Tout cela est très impressionnant mais, on s’en doute, a un coût humain : en bout de course, la flexibilité signifie que ce sont les salariés qui servent de variable d’ajustement et doivent s’adapter… et les caisses d’assurance-chômage financeront les périodes de ralentissement de la demande.

Les installations Lonza à Portsmouth (lonza.com) Les installations Lonza à Portsmouth (lonza.com)
L’espace n’est pas transparent

Mais pourquoi Viège ? Et pourquoi Portsmouth, petite ville du New Hampshire où une autre usine Lonza doit produire le vaccin Moderna ? Entre autres raisons, l’espace n’est pas devenu transparent malgré les progrès des moyens de transports depuis un demi-siècle. Les coûts de transports peuvent demeurer de sérieux obstacles à la concentration spatiale et inciter à disperser la production.

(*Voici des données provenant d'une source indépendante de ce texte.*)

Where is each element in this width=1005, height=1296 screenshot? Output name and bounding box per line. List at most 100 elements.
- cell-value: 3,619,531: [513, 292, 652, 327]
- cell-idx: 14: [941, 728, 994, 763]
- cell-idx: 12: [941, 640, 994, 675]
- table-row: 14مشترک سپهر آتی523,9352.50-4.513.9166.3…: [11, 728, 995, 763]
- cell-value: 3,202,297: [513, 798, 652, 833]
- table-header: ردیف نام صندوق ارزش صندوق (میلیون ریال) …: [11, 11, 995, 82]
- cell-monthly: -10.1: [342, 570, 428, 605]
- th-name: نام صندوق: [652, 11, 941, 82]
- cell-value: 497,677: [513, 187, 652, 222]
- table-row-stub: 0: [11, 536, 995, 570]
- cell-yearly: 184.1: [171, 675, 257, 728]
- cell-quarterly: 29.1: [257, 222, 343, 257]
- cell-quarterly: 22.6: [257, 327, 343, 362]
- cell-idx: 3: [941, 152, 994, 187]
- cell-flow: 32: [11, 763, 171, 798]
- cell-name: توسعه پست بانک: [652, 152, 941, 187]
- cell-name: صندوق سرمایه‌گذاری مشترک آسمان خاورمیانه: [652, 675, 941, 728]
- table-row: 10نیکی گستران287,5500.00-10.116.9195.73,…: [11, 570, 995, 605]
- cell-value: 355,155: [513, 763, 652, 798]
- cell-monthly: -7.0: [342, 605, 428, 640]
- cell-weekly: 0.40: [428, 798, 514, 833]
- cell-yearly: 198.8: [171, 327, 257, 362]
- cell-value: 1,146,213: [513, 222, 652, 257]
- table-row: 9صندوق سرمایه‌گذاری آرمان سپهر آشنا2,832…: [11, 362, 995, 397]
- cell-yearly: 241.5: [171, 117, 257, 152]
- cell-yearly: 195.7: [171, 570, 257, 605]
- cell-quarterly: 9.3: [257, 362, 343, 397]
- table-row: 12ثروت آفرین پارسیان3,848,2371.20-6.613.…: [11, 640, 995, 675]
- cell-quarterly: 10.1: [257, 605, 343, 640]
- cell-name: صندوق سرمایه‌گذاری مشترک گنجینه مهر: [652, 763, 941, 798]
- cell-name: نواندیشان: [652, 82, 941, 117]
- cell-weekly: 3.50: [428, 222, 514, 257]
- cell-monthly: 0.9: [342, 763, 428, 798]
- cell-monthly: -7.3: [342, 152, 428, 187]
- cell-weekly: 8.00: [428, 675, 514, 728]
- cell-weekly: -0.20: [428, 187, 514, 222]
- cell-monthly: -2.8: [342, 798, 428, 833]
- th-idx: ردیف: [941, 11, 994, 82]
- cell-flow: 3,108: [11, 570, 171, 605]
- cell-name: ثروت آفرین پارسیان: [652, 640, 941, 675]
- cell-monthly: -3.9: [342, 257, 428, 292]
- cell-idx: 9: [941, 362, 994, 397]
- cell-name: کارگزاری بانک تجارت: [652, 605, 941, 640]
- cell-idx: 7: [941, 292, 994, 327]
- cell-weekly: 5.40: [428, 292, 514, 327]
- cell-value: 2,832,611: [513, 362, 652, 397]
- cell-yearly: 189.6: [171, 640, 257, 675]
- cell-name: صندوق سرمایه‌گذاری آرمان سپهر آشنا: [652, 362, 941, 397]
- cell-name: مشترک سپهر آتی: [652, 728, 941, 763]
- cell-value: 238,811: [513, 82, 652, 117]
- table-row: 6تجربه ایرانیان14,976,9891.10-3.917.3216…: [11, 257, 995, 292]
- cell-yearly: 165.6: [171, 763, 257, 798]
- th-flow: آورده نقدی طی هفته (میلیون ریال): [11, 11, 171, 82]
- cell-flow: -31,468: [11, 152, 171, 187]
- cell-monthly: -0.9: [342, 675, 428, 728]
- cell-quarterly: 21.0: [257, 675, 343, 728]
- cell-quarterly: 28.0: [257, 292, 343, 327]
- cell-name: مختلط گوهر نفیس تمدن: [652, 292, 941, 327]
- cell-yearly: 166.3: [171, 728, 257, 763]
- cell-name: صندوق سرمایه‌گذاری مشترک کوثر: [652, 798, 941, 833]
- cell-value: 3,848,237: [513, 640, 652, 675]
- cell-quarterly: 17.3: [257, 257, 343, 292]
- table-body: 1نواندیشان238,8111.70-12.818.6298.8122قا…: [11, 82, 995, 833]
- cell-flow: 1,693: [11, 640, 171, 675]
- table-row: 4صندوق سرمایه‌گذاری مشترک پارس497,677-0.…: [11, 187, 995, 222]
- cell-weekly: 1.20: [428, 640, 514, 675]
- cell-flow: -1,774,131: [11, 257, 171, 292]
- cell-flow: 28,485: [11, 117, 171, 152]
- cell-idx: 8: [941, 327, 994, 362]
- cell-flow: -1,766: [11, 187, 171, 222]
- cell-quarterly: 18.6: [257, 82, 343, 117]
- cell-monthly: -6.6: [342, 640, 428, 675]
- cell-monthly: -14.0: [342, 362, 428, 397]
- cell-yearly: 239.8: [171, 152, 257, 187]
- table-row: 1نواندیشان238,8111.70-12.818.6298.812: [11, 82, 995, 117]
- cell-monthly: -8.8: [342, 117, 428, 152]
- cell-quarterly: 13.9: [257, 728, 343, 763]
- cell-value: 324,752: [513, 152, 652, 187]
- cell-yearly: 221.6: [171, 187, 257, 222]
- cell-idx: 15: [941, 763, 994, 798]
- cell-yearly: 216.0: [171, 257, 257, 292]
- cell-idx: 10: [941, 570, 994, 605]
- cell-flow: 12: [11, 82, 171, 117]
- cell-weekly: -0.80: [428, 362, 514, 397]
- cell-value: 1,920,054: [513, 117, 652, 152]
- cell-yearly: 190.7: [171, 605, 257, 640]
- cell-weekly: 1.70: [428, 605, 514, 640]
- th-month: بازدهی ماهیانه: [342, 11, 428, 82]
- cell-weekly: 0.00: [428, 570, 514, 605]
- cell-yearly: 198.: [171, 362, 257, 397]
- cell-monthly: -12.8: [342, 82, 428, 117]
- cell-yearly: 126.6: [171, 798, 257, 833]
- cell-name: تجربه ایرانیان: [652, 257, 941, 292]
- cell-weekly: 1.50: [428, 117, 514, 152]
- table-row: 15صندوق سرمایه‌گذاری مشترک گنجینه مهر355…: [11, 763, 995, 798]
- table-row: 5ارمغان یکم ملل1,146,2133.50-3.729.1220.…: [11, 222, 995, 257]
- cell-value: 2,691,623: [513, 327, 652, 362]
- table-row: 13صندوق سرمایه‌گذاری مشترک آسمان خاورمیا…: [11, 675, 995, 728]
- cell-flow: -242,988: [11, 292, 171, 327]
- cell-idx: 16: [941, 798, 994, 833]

Quant à produire des vaccins dans les pays les plus pauvres, en particulier en Afrique, il faudra encore patienter. Le continent ne dispose que de quelques producteurs, concentrés surtout sur les étapes finales (étiquetage et emballage). L’espace n’est pas devenu transparent, encore moins homogène sur le plan économique, et les inégalités face à la santé entre Nord et Sud ne sont pas près de disparaître.